«L’entusiasmo e la marea di speranza che aveva accolto l’avvenimento del Cnrd (Comitato nazionale per la riconciliazione e lo sviluppo, giunta militare guidata da Mamady Doumbouya, ndr) il 5 settembre 2021 e che si erano spontaneamente espressi nella celebrazione del 2 ottobre seguente nelle strade e sulle piazze, hanno oggi ceduto il passo al dubbio, alle domande, alla delusione. I fatti che hanno portato all’estinzione della speranza e della gioia si chiamano: interruzione di internet dal 24 novembre 2023 al 23 febbraio 2024, la soppressione di diversi media, l’imprigionamento di alcuni giornalisti, ecc.».
La Chiesa cattolica prende posizione sulla gestione della transizione in Guinea. In una lunga lettera aperta, la Conferenza episcopale locale «invita le autorità a fare urgentemente chiarezza sul calendario della transizione: programma, strategia e obiettivi».
La lunga lettera era stata redatta a inizio maggio, ma non è stata diffusa che il 1 luglio su alcuni mezzi di informazione. Il messaggio si rivolge naturalmente anche ai partiti di opposizione e alla società civile con un chiaro invito a tutte le parti perché insieme definiscano «un nuovo quadro di dialogo realmente inclusivo» per evitare ogni embrasement nel paese.
Occasione simbolica
La redazione della lettera è avvenuta in occasione del pellegrinaggio di Boffa, il più importante pellegrinaggio cattolico del paese, che riunisce migliaia di fedeli (fino a 20mila) la prima domenica di maggio. Per i cattolici guineani è un ritorno sulle tracce dei primi missionari cattolici. Boffa è infatti la culla del cristianesimo in Guinea e il luogo, sull’Atlantico, dove è nata la prima chiesa, la parrocchia Saint-Joseph, nel 1877. Tappe del pellegrinaggio: la visita alla chiesa Saint-Joseph di Boffa, la grotta della Vergine, il cimitero dei missionari e la grande celebrazione finale nel santuario mariano.
Gli esponenti della Conferenza episcopale avevano registrato il loro intervento e l’avevano fatto arrivare alla televisione pubblica RTG, che l’aveva però ignorato. È solo a inizio settimana che dei siti di informazione lo hanno… riesumato.

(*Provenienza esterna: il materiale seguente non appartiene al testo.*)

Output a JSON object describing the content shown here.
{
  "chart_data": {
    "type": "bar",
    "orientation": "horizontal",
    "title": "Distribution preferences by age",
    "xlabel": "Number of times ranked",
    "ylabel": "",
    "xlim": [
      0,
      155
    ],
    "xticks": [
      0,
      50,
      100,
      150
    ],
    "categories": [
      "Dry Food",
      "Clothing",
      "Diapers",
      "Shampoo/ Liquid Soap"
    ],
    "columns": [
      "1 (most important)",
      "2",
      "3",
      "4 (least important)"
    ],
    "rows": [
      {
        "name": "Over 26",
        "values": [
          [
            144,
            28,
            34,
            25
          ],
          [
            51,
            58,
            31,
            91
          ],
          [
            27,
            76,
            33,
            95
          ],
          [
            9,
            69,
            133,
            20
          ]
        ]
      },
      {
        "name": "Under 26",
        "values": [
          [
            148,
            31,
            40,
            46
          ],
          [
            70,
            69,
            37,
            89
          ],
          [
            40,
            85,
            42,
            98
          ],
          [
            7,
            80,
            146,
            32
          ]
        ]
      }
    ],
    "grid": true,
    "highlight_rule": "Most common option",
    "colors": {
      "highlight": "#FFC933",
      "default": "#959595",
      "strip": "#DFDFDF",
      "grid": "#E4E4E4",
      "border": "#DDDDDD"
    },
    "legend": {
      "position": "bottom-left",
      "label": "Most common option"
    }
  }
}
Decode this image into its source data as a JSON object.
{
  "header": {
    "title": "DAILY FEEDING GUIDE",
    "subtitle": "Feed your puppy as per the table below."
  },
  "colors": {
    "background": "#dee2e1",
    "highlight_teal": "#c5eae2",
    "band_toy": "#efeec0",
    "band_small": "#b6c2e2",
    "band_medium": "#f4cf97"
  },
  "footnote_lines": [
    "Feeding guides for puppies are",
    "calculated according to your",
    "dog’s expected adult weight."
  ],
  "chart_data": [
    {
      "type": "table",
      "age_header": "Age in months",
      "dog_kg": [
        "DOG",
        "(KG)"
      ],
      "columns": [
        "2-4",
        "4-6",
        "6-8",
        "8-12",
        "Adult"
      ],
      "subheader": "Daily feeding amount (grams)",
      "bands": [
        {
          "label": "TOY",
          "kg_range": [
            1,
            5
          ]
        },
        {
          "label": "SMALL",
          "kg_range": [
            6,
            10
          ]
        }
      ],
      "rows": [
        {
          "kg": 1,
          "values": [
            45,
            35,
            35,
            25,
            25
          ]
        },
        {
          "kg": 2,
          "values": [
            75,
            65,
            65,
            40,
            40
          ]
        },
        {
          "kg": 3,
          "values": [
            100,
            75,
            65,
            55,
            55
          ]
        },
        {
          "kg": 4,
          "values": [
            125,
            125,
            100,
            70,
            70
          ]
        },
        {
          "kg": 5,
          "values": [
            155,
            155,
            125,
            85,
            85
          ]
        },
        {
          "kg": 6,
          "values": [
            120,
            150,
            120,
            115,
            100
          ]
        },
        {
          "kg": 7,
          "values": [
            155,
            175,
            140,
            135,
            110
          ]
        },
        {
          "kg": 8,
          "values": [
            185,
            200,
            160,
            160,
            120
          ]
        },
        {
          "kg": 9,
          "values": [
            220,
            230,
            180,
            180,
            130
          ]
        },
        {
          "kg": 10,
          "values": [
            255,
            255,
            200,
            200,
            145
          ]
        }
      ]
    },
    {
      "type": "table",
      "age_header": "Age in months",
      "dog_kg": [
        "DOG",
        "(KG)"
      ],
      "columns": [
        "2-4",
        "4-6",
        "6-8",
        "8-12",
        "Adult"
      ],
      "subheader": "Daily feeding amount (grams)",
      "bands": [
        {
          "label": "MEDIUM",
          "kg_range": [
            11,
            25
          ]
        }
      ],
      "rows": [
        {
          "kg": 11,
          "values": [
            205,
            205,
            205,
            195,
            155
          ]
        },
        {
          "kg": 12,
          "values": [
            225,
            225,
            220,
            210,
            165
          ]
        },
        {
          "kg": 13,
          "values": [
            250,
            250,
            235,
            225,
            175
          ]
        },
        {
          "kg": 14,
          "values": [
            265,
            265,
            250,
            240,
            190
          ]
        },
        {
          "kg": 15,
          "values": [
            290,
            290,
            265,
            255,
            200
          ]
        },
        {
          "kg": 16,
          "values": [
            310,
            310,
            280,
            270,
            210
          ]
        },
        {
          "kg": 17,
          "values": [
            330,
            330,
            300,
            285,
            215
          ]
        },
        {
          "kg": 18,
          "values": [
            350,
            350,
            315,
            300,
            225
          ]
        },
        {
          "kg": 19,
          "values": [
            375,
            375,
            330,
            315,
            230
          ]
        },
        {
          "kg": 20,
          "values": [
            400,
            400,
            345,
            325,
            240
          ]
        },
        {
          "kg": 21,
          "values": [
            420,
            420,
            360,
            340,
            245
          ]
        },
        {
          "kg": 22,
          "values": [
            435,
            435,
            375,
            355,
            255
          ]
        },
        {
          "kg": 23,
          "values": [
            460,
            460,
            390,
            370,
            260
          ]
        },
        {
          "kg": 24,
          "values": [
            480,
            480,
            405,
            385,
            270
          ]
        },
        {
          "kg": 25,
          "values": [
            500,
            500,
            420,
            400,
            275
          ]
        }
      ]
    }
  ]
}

I vescovi – pastori di una comunità che costituisce poco più del 3% della popolazione, ma stimata per il suo servizio sociale nell’educazione nella sanità ‒ tracciano un quadro inquietante della situazione: disoccupazione, inflazione, mancanza di acqua ed elettricità, insicurezza sempre più grande. «Tutto sembra andare a catafascio» in un paese «senza timoniere», recita il messaggio, sottolineando «difficoltà aggravate dalla mancanza di visibilità nell’orientamento, il programma e il calendario della transizione».
«Serve intesa fra le parti»
Secondo don Louis Gbilimou, segretario generale della conferenza episcopale, il messaggio è più che mai attuale: «Ci si rivolge al governo e alla gente su fatti che sono sotto gli occhi di tutti. C’è meno lavoro, i prezzi dei generi alimentari si impennano, manca l’elettricità, le strade sono dissestate e provocano troppi incidenti…Il tutto legato anche al fatto di mancanza di chiarezza sul cronogramma. I partiti politici stanno preparando scioperi per avere chiarezza della transizione…Andiamo verso la fine annunciata di questa fase…Ma non si può cambiare o prolungarla senza un accordo tra tutte le parti. È per evitare scioperi o rivolte o altre conseguenze sociali che i vescovi intervengono», spiega don Louis Gbilimou.
I vescovi chiedono inoltre alle autorità del perché del loro «mutismo, fonte di angoscia e paura». Per loro è importante che opposizione, società civile e governo militare si parlino e invece che soffiare sul fuoco, calmino le tensioni.
Sarano ascoltati? O i militari continueranno a…tergiversare, pur di mantenersi al potere?